3. KABAHATLER KANUNU'NUN KATILMA VE BİRLEŞME HÜKÜMLERİ

3.5. Genel Değerlendirme

Çalışmanın genelinde yapılan açıklamalar ile Anayasa Mahkemesi’nin de bir kararında83 belirttiği üzere, Kabahatler Kanunu'nun 3/1-b. maddesindeki kanunun diğer genel hükümlerinin, idarî para cezası veya mülkiyetin kamuya geçirilmesi yaptırımını gerektiren bütün fiiller hakkında, uygulanacağına dair düzenleme ile Kanunun genel hükümlerinin, idari para cezası içeren tüm fiiller hakkında uygulanır hale geldiğini ileri sürmek olanaklı hale gelmiştir.

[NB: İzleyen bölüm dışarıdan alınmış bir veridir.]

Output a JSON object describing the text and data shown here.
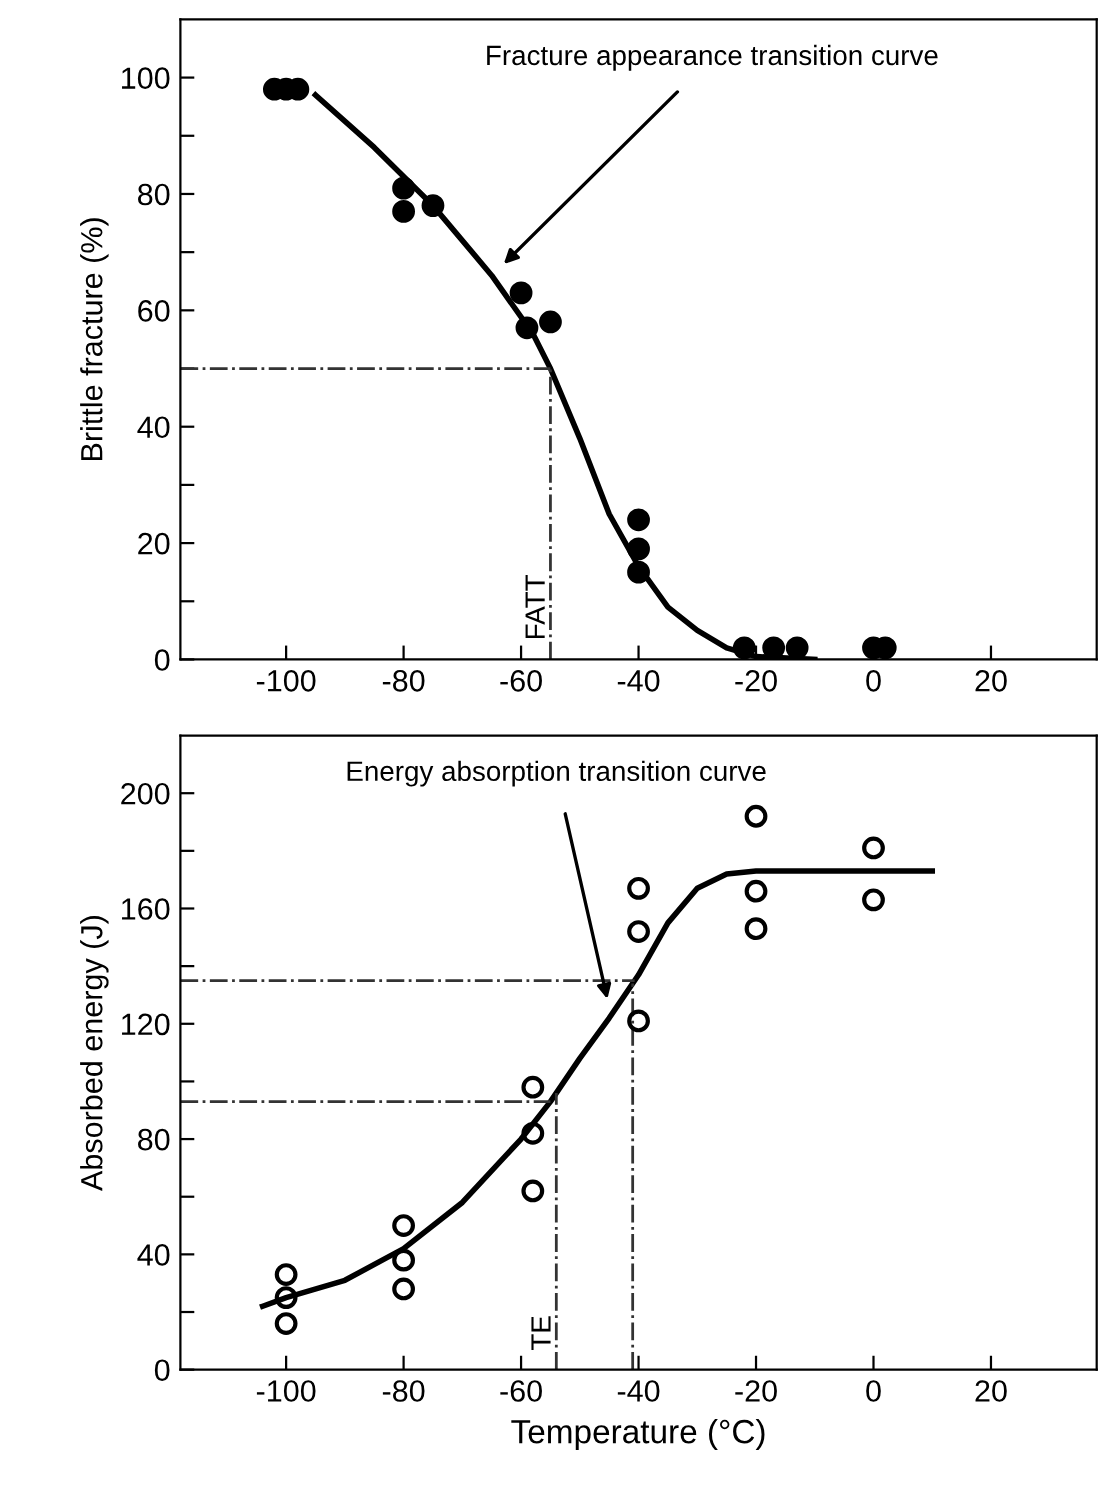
{
  "chart_data": [
    {
      "type": "scatter",
      "ylabel": "Brittle fracture (%)",
      "xlim": [
        -118,
        38
      ],
      "ylim": [
        0,
        110
      ],
      "xticks": [
        -100,
        -80,
        -60,
        -40,
        -20,
        0,
        20
      ],
      "yticks": [
        0,
        {
          "value": 10,
          "label": null
        },
        20,
        {
          "value": 30,
          "label": null
        },
        40,
        {
          "value": 50,
          "label": null
        },
        60,
        {
          "value": 70,
          "label": null
        },
        80,
        {
          "value": 90,
          "label": null
        },
        100
      ],
      "series": [
        {
          "marker": "circle",
          "color": "#000000",
          "x": [
            -102,
            -100,
            -98,
            -80,
            -80,
            -75,
            -60,
            -59,
            -55,
            -40,
            -40,
            -40,
            -22,
            -17,
            -13,
            0,
            2
          ],
          "values": [
            98,
            98,
            98,
            81,
            77,
            78,
            63,
            57,
            58,
            24,
            19,
            15,
            2,
            2,
            2,
            2,
            2
          ]
        },
        {
          "type": "line",
          "color": "#000000",
          "x": [
            -95,
            -85,
            -75,
            -65,
            -58,
            -55,
            -50,
            -45,
            -40,
            -35,
            -30,
            -25,
            -20,
            -10
          ],
          "values": [
            97,
            88,
            78,
            66,
            56,
            50,
            38,
            25,
            16,
            9,
            5,
            2,
            0.5,
            0
          ]
        }
      ],
      "ref_lines": [
        {
          "axis": "y",
          "value": 50,
          "label": null,
          "line_style": "dashdot"
        },
        {
          "axis": "x",
          "value": -55,
          "label": "FATT",
          "line_style": "dashdot"
        }
      ],
      "annotations": [
        "Fracture appearance transition curve"
      ]
    },
    {
      "type": "scatter",
      "ylabel": "Absorbed energy (J)",
      "xlabel": "Temperature (°C)",
      "xlim": [
        -118,
        38
      ],
      "ylim": [
        0,
        220
      ],
      "xticks": [
        -100,
        -80,
        -60,
        -40,
        -20,
        0,
        20
      ],
      "yticks": [
        0,
        {
          "value": 20,
          "label": null
        },
        40,
        {
          "value": 60,
          "label": null
        },
        80,
        {
          "value": 100,
          "label": null
        },
        120,
        {
          "value": 140,
          "label": null
        },
        160,
        {
          "value": 180,
          "label": null
        },
        200
      ],
      "series": [
        {
          "marker": "circle",
          "color": "#000000",
          "x": [
            -100,
            -100,
            -100,
            -80,
            -80,
            -80,
            -58,
            -58,
            -58,
            -40,
            -40,
            -40,
            -20,
            -20,
            -20,
            0,
            0
          ],
          "values": [
            33,
            25,
            16,
            50,
            38,
            28,
            98,
            82,
            62,
            167,
            152,
            121,
            192,
            166,
            153,
            181,
            163
          ]
        },
        {
          "type": "line",
          "color": "#000000",
          "x": [
            -104,
            -100,
            -90,
            -80,
            -70,
            -60,
            -55,
            -50,
            -45,
            -40,
            -35,
            -30,
            -25,
            -20,
            0,
            10
          ],
          "values": [
            22,
            25,
            31,
            42,
            58,
            80,
            93,
            108,
            122,
            137,
            155,
            167,
            172,
            173,
            173,
            173
          ]
        }
      ],
      "ref_lines": [
        {
          "axis": "y",
          "value": 135,
          "label": null,
          "line_style": "dashdot"
        },
        {
          "axis": "y",
          "value": 93,
          "label": null,
          "line_style": "dashdot"
        },
        {
          "axis": "x",
          "value": -41,
          "label": null,
          "line_style": "dashdot"
        },
        {
          "axis": "x",
          "value": -54,
          "label": "TE",
          "line_style": "dashdot"
        }
      ],
      "annotations": [
        "Energy absorption transition curve"
      ]
    }
  ]
}
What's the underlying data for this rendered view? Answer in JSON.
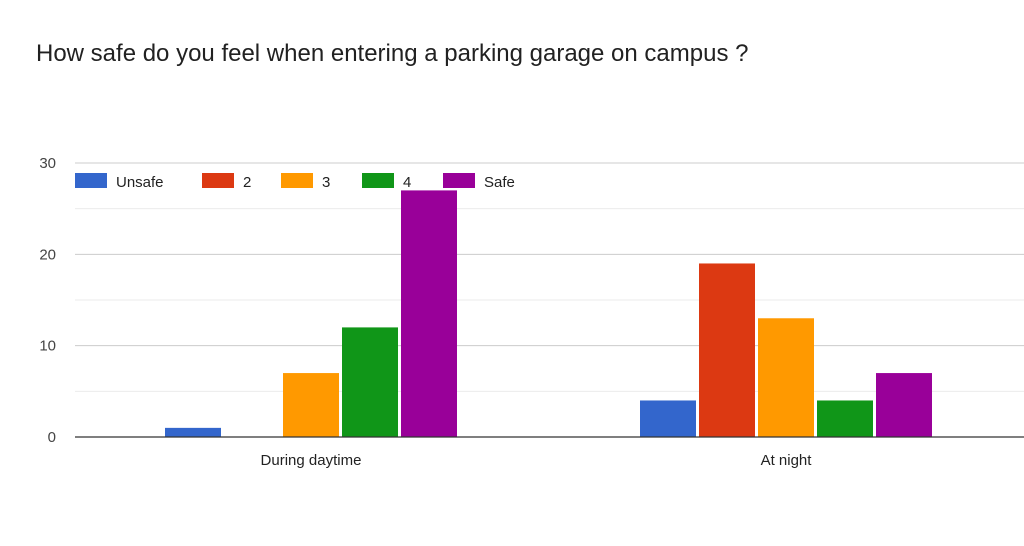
{
  "chart_data": {
    "type": "bar",
    "title": "How safe do you feel when entering a parking garage on campus ?",
    "categories": [
      "During daytime",
      "At night"
    ],
    "series": [
      {
        "name": "Unsafe",
        "color": "#3366cc",
        "values": [
          1,
          4
        ]
      },
      {
        "name": "2",
        "color": "#dc3912",
        "values": [
          0,
          19
        ]
      },
      {
        "name": "3",
        "color": "#ff9900",
        "values": [
          7,
          13
        ]
      },
      {
        "name": "4",
        "color": "#109618",
        "values": [
          12,
          4
        ]
      },
      {
        "name": "Safe",
        "color": "#990099",
        "values": [
          27,
          7
        ]
      }
    ],
    "xlabel": "",
    "ylabel": "",
    "ylim": [
      0,
      30
    ],
    "yticks": [
      0,
      10,
      20,
      30
    ],
    "grid": true,
    "legend_position": "top-left"
  }
}
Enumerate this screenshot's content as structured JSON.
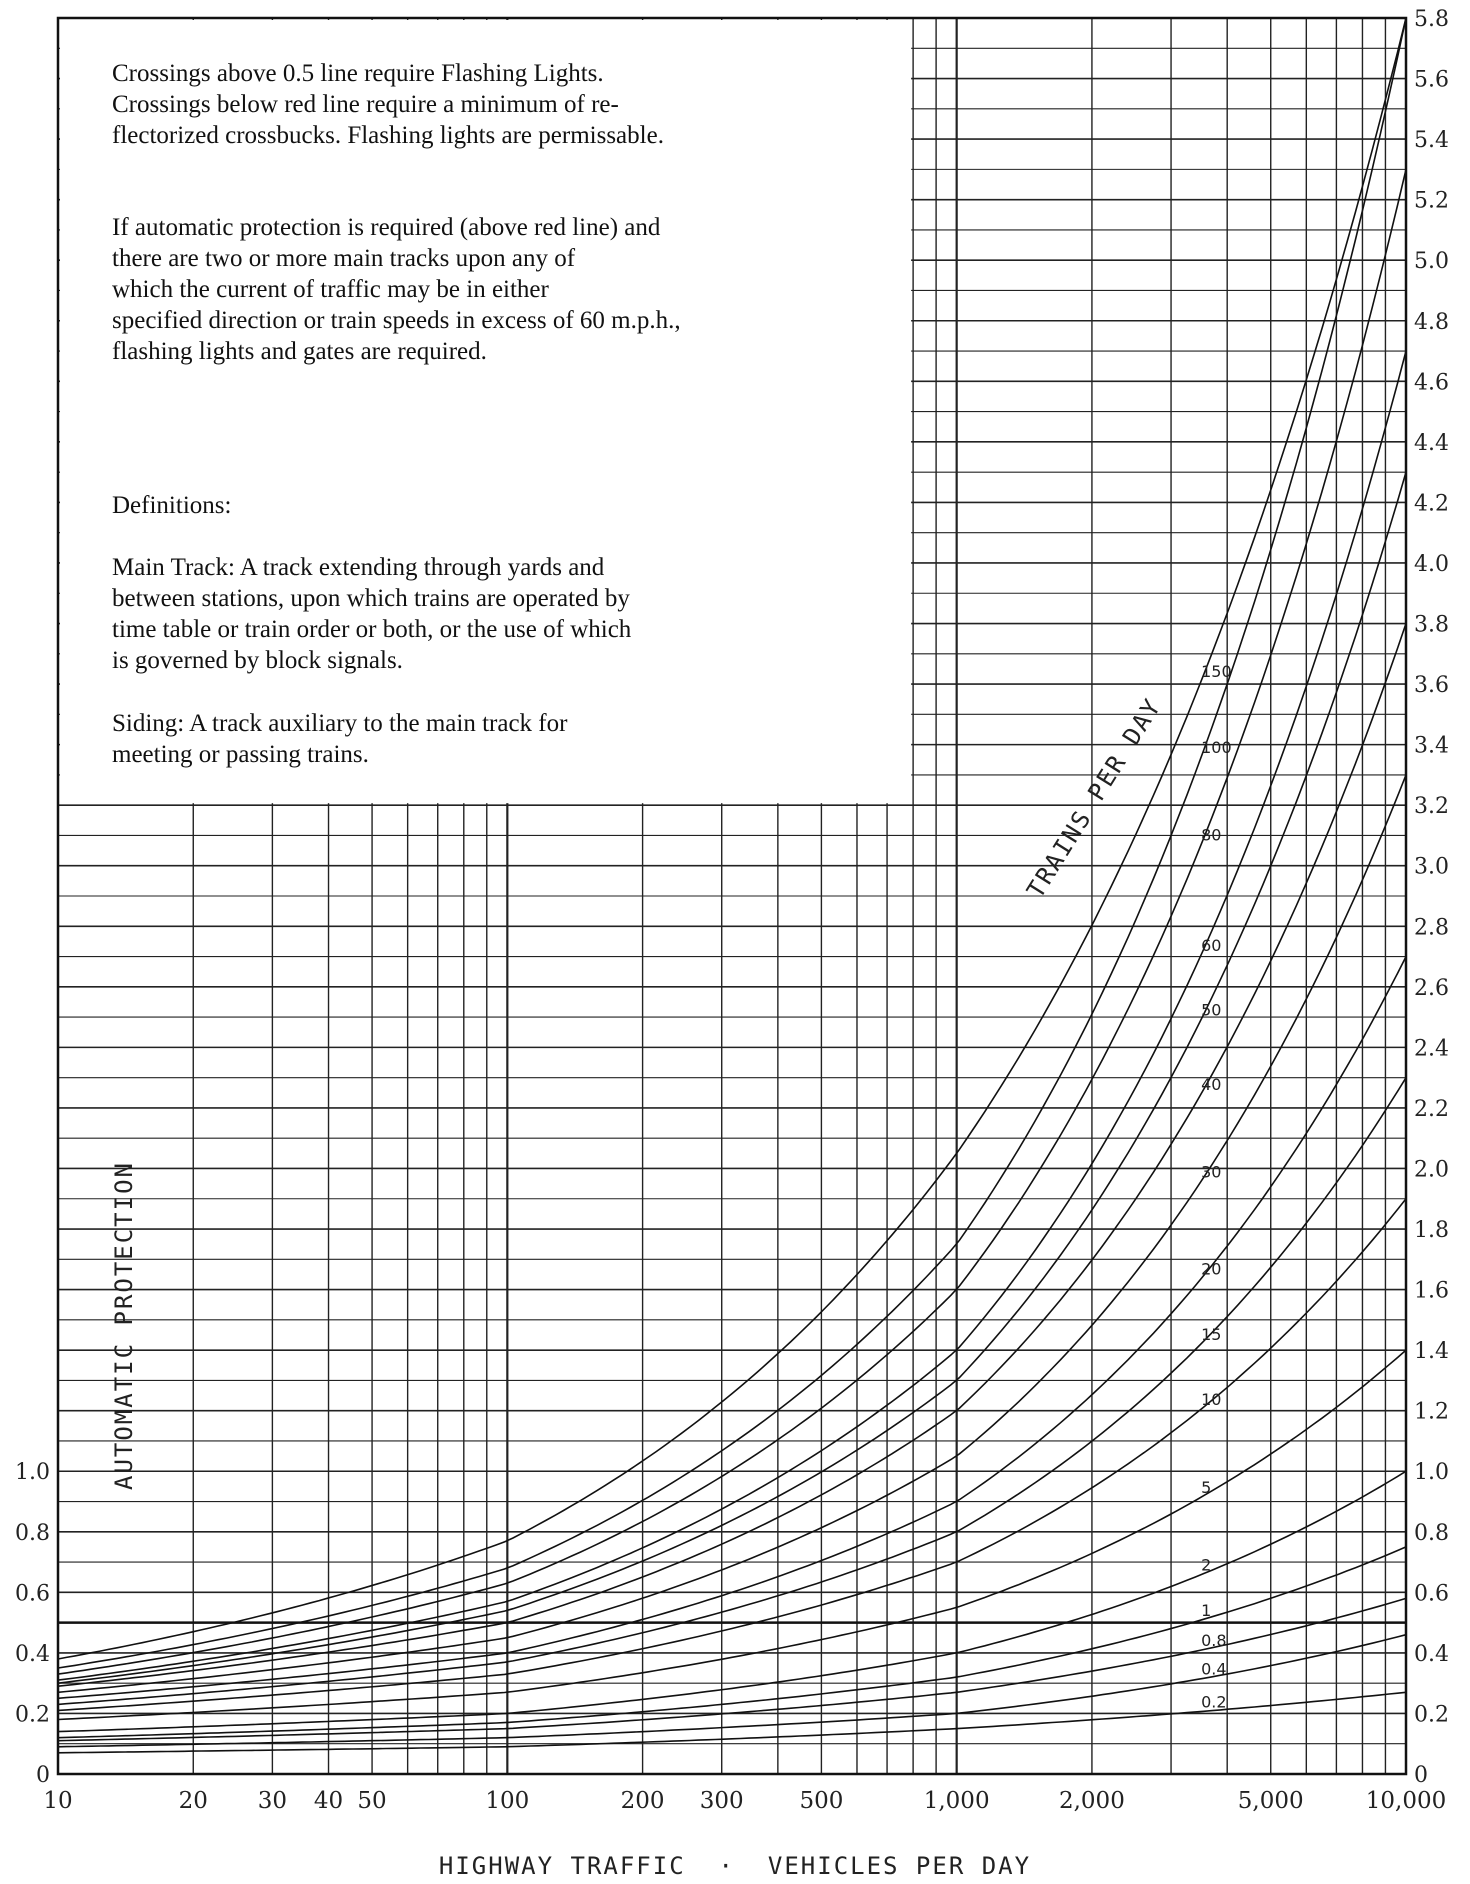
{
  "chart_data": {
    "type": "line",
    "xlabel": "HIGHWAY TRAFFIC  ·  VEHICLES PER DAY",
    "ylabel": "AUTOMATIC PROTECTION",
    "x_scale": "log",
    "xlim": [
      10,
      10000
    ],
    "ylim": [
      0,
      5.8
    ],
    "x_ticks": [
      {
        "v": 10,
        "label": "10"
      },
      {
        "v": 20,
        "label": "20"
      },
      {
        "v": 30,
        "label": "30"
      },
      {
        "v": 40,
        "label": "40"
      },
      {
        "v": 50,
        "label": "50"
      },
      {
        "v": 100,
        "label": "100"
      },
      {
        "v": 200,
        "label": "200"
      },
      {
        "v": 300,
        "label": "300"
      },
      {
        "v": 500,
        "label": "500"
      },
      {
        "v": 1000,
        "label": "1,000"
      },
      {
        "v": 2000,
        "label": "2,000"
      },
      {
        "v": 5000,
        "label": "5,000"
      },
      {
        "v": 10000,
        "label": "10,000"
      }
    ],
    "y_ticks_right": [
      "0",
      "0.2",
      "0.4",
      "0.6",
      "0.8",
      "1.0",
      "1.2",
      "1.4",
      "1.6",
      "1.8",
      "2.0",
      "2.2",
      "2.4",
      "2.6",
      "2.8",
      "3.0",
      "3.2",
      "3.4",
      "3.6",
      "3.8",
      "4.0",
      "4.2",
      "4.4",
      "4.6",
      "4.8",
      "5.0",
      "5.2",
      "5.4",
      "5.6",
      "5.8"
    ],
    "y_ticks_left": [
      "0",
      "0.2",
      "0.4",
      "0.6",
      "0.8",
      "1.0"
    ],
    "threshold_line": 0.5,
    "grid": true,
    "series_caption": "TRAINS PER DAY",
    "series": [
      {
        "name": "0.2",
        "x": [
          10,
          100,
          1000,
          10000
        ],
        "y": [
          0.07,
          0.09,
          0.15,
          0.27
        ]
      },
      {
        "name": "0.4",
        "x": [
          10,
          100,
          1000,
          10000
        ],
        "y": [
          0.09,
          0.12,
          0.2,
          0.46
        ]
      },
      {
        "name": "0.8",
        "x": [
          10,
          100,
          1000,
          10000
        ],
        "y": [
          0.11,
          0.15,
          0.27,
          0.58
        ]
      },
      {
        "name": "1",
        "x": [
          10,
          100,
          1000,
          10000
        ],
        "y": [
          0.12,
          0.17,
          0.32,
          0.75
        ]
      },
      {
        "name": "2",
        "x": [
          10,
          100,
          1000,
          10000
        ],
        "y": [
          0.14,
          0.2,
          0.4,
          1.0
        ]
      },
      {
        "name": "5",
        "x": [
          10,
          100,
          1000,
          10000
        ],
        "y": [
          0.18,
          0.27,
          0.55,
          1.4
        ]
      },
      {
        "name": "10",
        "x": [
          10,
          100,
          1000,
          10000
        ],
        "y": [
          0.21,
          0.33,
          0.7,
          1.9
        ]
      },
      {
        "name": "15",
        "x": [
          10,
          100,
          1000,
          10000
        ],
        "y": [
          0.23,
          0.37,
          0.8,
          2.3
        ]
      },
      {
        "name": "20",
        "x": [
          10,
          100,
          1000,
          10000
        ],
        "y": [
          0.25,
          0.4,
          0.9,
          2.7
        ]
      },
      {
        "name": "30",
        "x": [
          10,
          100,
          1000,
          10000
        ],
        "y": [
          0.27,
          0.45,
          1.05,
          3.3
        ]
      },
      {
        "name": "40",
        "x": [
          10,
          100,
          1000,
          10000
        ],
        "y": [
          0.29,
          0.5,
          1.2,
          3.8
        ]
      },
      {
        "name": "50",
        "x": [
          10,
          100,
          1000,
          10000
        ],
        "y": [
          0.3,
          0.54,
          1.3,
          4.3
        ]
      },
      {
        "name": "60",
        "x": [
          10,
          100,
          1000,
          10000
        ],
        "y": [
          0.31,
          0.57,
          1.4,
          4.7
        ]
      },
      {
        "name": "80",
        "x": [
          10,
          100,
          1000,
          10000
        ],
        "y": [
          0.33,
          0.63,
          1.6,
          5.3
        ]
      },
      {
        "name": "100",
        "x": [
          10,
          100,
          1000,
          10000
        ],
        "y": [
          0.35,
          0.68,
          1.75,
          5.8
        ]
      },
      {
        "name": "150",
        "x": [
          10,
          100,
          1000,
          10000
        ],
        "y": [
          0.38,
          0.77,
          2.05,
          5.8
        ]
      }
    ]
  },
  "notes": {
    "flashing": "Crossings above 0.5 line require Flashing Lights.\nCrossings below red line require a minimum of re-\nflectorized crossbucks. Flashing lights are permissable.",
    "gates": "If automatic protection is required (above red line) and\nthere are two or more main tracks upon any of\nwhich the current of traffic may be in either\nspecified direction or train speeds in excess of 60 m.p.h.,\nflashing lights and gates are required.",
    "definitions_heading": "Definitions:",
    "main_track": "Main Track:   A track extending through yards and\nbetween stations, upon which trains are operated by\ntime table or train order or both, or the use of which\nis governed by block signals.",
    "siding": "Siding:   A track auxiliary to the main track for\nmeeting or passing trains."
  }
}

Kanun koyucu bu hükümle herhangi bir ayrım gözetmeksizin Kabahatler Kanunu hükümlerinin, hangi kanunda düzenlenirse düzenlensin, tüm kabahatler hakkında uygulanacağını kararlaştırmıştır. Eğer kanun koyucu KK hükümlerinin Vergi Usul Kanunu kapsamına giren ve idari para cezası gerektiren vergi kabahatlerine uygulanmayacağı düşüncesinde olsa idi bunu sonradan görev konusunda yaptığı değişiklikte olduğu gibi özel bir düzenleme ile engelleyebilirdi.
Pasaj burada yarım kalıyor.